After international music stars and sporting fixtures? See what’s on at The Gabba and Suncorp Stadium. Want a world class education? Come on in to the Queensland University of Technology or Griffith. Step on a brown snake? Don’t worry, there’s first rate, specialised healthcare and cutting edge medical research. (You won’t step on a brown snake.) Peckish? An explosion in foodie culture means nearly every world cuisine is available here: Brisbane dines out.
‘How do we nourish our minds?’, I hear you cry. Check out the cultural centre, a concrete lover’s wet dream of museums and galleries that host genuinely fascinating exhibitions. Queensland Performing Arts Centre (called QPAC to rhyme with Tupac) attracts West End shows, operas, ballet. A country bumpkin at heart? Hold on for EKKA, the annual agricultural show otherwise known as a party in cowboy hats. There’ll be plenty of race days and smaller rodeos until then.
The Secret of Brisbane’s Success
Brisbane’s success has been to take the winning features of other cities, roll them into one perfectly proportioned package, link them together via excellent public transport and, as the cherry on top, lay this splendour out under the country’s best weather. There’s the Story Bridge, dreamt up by the same mastermind who designed Sydney’s. Like its more famous sibling, should you feel particularly reckless, you can climb it to get a fresh look at the River City. For more views, there’s the Wheel of Brisbane: a dead ringer for the London Eye or drive up Mount Coot-tha for the lookout (everywhere in Australia has one).

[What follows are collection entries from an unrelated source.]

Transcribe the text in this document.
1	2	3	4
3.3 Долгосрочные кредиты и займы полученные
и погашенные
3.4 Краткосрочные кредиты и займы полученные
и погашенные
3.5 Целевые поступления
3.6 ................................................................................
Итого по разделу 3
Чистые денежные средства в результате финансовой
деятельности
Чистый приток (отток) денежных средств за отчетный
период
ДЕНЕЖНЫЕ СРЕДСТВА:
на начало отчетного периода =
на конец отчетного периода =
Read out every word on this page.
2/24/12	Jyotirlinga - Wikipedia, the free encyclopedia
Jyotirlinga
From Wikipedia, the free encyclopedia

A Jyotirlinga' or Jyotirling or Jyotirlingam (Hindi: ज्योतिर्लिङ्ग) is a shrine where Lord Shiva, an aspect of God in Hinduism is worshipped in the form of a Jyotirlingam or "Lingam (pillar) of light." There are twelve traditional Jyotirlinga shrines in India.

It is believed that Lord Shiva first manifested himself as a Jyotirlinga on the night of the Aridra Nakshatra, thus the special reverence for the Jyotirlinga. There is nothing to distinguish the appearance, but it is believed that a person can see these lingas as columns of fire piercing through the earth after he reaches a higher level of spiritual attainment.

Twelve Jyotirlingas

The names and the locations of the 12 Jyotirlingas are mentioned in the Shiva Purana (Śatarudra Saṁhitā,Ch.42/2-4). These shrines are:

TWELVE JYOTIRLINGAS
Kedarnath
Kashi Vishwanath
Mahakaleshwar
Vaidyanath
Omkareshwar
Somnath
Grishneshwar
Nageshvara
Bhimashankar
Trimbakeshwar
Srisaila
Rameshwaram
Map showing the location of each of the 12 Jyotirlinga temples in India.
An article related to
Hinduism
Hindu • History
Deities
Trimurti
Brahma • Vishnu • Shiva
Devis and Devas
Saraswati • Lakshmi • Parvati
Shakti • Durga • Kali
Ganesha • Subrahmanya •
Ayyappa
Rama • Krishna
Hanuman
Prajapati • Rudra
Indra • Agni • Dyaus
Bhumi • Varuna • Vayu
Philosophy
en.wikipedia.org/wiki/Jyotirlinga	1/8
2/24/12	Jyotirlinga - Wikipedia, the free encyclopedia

Mimicking Melbourne, there are laneways leading to hidden gem cafes and too-cool-for-school bars where one can sip cocktails through honeycomb surrounded by decorative hams (popular for Tinder dates). There’s the man-made lagoon, a feature of many towns where, if you go into the sea today, you might get a big surprise. Should you crave a real beach, Byron Bay is two hours away, Gold Coast a mere one. Alternatively, take the water taxi to North Stradbroke Island, ‘Straddie’ to its friends, a smaller version of Fraser Island. The former is the world’s largest sand island. The latter is its second, minus the hordes of backpackers crossing places off their East Coast grand tour like nanas at the bingo. There’s also no need to carry a dingo stick for protection on Straddie which can only be another mark in its favour.
They might not sing songs about Brisbane, nor is it topping any dream destination lists but I lost my heart to this town. And you know what, under the blue sky and palm trees, no one is miserable, uptight or driving too fast. What more could you want?